Su ne zaman ‘su’ç oldu?

  • 09:12 23 Eylül 2022
  • Jıneolojî Tartışmaları
 
“Su döngüsü hakkında temel bilgilerimiz mevcut ve buna göre de suyun tükenmesi durumu söz konusu değildir. Ancak modern insanın yıkım gücü bu döngüde hesaba katılmamıştır. Son elli yılda gittikçe artan hızda sular kirletilmiştir, bu gidişata dur demezsek temiz suyun bittiği gerçeği ile karşı karşıya kalacağız.”
 
İlden Kibar
 
Su, evren ve insanlık tarihinden beri vardır, var olmalıdır da. Evreni, doğayı ve insanı olduran su, yokluğu durumunda insanı, doğayı ve evreni de yok olduracaktır. Doğa ve insan yaşamını hiçe sayan ve su kaynaklarını bile isteye tahrip eden sermaye; kendi çarkını döndürmek için de aynı suya ihtiyaç duyacaktır. Suya girip birkaç kulaç attıktan sonra karşılaşacağımız manzara okyanuslarca derin, su gibi aziz, gökyüzü gibi engin değildir. Sudan, su ile su gibi doğan insanlık; yaşamı sudan, kendini doğadan ayrı tutup suya meta, metaya yaşam demeye başlayınca su; egemenlerin elinde suça, halkın mağduriyetinde cezaya dönüştü. Kapitalizmin en çok tartışıldığı ve sömürünün en yoğun halini yaşadığımız, Thomas Hobbes’un “insanın değeri, fiyatıdır” söyleminin kabul gördüğü zamanlardayız. Özü canlı cansız tüm varlıkları sömürüye dayanan kapitalist modernite, doğal kaynaklara, suyumuza da değer biçmektedir. Aşırı kar hırsıyla zirveye taşınan kapitalist tüketim olgusunun hızla arttığı, iklimin değiştiği, doğanın talan edildiği günümüzde tüm canlılar tehdit altındadır.
 
Su kaynaklarındaki tehlike
 
Dünya nüfusunun hızla arttığı, kaynakların hızla azaldığı da bilinen gerçek. Doğa insan tahribatı karşısında kendini yenileyebilme gücünü kaybediyor. Yeryüzü kaynaklarını koruyabilmek bugün bunları kullananların yani bizlerin en önemli sorumluluğudur. Su kaynaklarına dair verileri incelediğimizde dünyadaki içilebilir ya da kullanılabilir su kaynaklarının azlığı öne çıkıyor.

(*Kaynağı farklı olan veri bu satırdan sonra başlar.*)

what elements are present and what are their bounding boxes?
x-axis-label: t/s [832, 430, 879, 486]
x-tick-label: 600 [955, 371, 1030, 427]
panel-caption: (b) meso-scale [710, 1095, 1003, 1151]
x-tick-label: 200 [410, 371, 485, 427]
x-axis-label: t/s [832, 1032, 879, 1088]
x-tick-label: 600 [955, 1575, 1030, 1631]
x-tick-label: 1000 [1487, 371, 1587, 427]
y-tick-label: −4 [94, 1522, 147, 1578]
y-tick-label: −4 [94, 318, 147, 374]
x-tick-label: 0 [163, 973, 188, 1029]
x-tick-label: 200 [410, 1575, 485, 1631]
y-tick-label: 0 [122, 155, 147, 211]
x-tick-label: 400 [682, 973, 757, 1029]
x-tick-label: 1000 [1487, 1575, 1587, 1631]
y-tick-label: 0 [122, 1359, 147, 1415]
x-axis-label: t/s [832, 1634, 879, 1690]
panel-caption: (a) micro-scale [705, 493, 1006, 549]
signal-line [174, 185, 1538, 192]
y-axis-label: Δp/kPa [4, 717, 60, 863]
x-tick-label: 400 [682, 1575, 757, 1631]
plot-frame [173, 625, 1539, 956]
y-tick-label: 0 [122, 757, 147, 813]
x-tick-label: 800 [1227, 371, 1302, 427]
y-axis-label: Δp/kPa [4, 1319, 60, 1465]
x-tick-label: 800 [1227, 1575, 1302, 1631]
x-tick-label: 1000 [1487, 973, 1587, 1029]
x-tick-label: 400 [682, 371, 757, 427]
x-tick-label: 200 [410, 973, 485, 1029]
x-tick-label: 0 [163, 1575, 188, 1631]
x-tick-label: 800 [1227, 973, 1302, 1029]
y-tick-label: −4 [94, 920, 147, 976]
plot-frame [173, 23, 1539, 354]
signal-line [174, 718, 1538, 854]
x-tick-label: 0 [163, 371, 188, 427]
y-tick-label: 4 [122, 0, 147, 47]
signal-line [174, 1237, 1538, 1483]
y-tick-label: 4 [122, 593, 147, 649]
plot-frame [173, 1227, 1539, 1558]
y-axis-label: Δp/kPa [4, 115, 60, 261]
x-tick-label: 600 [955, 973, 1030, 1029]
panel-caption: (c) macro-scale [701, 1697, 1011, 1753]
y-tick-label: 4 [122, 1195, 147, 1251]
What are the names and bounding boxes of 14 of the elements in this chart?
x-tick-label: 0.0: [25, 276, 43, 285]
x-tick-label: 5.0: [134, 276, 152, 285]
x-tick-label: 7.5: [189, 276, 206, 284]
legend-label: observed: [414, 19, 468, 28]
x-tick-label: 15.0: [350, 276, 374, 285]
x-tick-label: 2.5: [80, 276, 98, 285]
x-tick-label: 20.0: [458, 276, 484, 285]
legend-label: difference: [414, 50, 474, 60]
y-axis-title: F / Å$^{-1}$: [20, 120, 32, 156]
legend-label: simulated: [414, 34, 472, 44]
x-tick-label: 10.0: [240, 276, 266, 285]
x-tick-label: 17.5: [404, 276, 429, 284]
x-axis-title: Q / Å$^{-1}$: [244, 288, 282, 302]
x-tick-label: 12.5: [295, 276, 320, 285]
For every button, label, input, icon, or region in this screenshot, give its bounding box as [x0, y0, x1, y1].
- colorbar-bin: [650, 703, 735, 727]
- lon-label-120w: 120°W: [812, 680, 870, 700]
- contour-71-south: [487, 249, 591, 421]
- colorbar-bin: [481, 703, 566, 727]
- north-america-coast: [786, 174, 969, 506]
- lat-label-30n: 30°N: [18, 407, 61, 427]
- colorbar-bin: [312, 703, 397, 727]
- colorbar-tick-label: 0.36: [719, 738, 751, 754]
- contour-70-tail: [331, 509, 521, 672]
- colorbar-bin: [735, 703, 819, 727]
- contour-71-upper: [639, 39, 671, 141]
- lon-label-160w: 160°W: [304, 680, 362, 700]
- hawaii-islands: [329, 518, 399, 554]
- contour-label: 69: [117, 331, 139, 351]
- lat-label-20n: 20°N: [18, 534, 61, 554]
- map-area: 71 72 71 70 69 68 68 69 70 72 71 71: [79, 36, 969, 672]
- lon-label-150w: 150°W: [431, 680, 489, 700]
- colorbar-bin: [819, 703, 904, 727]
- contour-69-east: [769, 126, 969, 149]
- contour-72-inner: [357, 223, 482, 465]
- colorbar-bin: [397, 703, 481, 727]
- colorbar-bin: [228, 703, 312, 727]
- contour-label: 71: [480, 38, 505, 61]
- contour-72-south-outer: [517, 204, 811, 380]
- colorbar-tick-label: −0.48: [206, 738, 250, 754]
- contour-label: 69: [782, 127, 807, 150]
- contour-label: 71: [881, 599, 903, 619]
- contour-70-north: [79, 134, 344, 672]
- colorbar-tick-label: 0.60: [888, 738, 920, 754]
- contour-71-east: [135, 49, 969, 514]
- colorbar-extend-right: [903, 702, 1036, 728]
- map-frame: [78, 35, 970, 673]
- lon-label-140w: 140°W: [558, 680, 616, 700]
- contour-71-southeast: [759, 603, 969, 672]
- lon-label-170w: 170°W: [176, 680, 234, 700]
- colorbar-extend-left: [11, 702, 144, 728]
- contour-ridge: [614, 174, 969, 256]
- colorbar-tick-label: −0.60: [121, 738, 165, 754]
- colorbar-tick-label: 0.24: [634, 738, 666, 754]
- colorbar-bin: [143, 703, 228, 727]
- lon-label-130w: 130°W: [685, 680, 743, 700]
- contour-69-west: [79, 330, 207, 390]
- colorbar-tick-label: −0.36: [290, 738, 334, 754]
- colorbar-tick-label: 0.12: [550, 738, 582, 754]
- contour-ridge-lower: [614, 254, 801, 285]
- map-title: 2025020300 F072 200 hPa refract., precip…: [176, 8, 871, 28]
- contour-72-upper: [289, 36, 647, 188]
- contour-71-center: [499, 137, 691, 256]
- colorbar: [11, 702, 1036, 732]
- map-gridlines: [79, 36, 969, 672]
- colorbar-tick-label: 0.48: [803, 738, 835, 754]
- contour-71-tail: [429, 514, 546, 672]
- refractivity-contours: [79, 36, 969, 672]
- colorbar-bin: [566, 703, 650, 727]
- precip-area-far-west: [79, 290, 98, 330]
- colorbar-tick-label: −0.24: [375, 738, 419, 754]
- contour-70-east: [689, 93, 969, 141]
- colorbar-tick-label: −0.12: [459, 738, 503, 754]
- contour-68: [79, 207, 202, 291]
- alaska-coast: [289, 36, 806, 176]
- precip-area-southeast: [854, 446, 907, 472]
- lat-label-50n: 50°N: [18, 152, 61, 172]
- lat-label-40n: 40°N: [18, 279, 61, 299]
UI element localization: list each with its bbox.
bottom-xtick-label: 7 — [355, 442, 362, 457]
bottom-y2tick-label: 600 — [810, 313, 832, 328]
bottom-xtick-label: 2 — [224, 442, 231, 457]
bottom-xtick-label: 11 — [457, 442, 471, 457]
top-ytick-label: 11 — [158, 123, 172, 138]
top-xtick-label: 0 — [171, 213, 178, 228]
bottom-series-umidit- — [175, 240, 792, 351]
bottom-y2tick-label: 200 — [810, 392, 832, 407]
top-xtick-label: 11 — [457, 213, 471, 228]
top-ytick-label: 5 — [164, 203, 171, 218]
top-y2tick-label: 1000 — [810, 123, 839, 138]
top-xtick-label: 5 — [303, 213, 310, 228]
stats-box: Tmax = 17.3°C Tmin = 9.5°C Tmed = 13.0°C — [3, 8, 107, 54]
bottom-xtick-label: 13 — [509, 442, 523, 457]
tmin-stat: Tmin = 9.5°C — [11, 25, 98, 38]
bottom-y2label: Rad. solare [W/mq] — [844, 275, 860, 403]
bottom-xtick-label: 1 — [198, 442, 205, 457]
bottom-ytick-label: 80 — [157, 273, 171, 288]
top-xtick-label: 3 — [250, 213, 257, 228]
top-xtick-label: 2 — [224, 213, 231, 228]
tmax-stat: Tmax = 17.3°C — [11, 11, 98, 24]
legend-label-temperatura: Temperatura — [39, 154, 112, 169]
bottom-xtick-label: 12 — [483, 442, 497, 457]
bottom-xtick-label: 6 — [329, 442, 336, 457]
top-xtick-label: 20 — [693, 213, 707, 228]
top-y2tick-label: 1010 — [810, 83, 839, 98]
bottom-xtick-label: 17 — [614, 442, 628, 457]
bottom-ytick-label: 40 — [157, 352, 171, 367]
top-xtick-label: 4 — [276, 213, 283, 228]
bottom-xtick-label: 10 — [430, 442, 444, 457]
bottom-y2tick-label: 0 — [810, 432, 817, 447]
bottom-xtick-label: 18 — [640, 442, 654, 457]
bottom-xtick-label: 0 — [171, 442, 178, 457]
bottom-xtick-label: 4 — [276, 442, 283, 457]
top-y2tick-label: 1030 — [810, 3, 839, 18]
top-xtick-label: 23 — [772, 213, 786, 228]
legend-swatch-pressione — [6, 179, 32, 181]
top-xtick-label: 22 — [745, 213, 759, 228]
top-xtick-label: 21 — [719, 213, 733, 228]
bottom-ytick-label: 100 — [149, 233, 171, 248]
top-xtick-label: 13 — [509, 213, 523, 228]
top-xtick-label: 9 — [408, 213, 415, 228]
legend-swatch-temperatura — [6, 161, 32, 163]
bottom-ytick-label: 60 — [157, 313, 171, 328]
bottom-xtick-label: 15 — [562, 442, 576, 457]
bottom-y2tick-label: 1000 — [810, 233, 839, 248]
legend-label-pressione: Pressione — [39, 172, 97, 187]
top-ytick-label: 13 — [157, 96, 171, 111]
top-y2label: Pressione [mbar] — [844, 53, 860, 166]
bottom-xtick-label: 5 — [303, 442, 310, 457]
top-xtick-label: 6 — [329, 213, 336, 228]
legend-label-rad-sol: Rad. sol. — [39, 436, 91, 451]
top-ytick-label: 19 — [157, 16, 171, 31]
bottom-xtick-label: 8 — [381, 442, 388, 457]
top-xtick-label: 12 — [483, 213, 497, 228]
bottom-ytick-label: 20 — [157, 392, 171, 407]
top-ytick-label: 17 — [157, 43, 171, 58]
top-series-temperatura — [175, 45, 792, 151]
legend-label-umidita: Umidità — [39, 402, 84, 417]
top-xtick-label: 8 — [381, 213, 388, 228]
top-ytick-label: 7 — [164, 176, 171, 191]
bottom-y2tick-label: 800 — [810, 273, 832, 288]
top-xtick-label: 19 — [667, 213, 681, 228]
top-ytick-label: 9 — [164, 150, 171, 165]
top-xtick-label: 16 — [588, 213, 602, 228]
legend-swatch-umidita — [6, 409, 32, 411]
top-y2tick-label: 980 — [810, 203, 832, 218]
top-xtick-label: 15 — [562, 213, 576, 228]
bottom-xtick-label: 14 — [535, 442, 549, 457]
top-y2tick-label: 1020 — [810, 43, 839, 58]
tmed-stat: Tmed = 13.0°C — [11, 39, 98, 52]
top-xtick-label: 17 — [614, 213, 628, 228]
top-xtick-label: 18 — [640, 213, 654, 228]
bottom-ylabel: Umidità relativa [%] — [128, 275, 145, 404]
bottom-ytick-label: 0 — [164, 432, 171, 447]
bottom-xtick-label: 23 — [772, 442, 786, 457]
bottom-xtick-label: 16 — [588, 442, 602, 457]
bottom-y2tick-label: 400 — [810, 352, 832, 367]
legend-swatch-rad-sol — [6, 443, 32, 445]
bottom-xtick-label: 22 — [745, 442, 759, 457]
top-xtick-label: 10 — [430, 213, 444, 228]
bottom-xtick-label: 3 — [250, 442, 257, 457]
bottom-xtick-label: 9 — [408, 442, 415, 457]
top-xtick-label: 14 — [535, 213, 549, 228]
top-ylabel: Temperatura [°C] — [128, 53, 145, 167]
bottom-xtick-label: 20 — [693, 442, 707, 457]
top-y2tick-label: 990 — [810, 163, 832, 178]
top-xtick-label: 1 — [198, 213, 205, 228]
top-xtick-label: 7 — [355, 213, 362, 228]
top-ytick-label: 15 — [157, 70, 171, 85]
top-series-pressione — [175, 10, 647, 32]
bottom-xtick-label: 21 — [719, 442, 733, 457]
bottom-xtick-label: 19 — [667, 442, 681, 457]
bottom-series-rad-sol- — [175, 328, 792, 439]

Dünyadaki su kaynaklarının sadece yüzde 2 buçuğu tatlı su ve bunun da sadece yüzde 1’i kullanılabilir durumda. Suya erişim birçok ülkede oldukça kısıtlı, dünya genelinde suya erişemeyen insan sayısı 850 milyonun üzerinde olmasına rağmen günümüzde su talebi günden güne artıyor ve sadece 2030 yılında su tüketiminde yüzde 50 artış bekleniyor. Ve bu ihtiyacın nereden kaynaklanacağı ise hala bilinmiyor.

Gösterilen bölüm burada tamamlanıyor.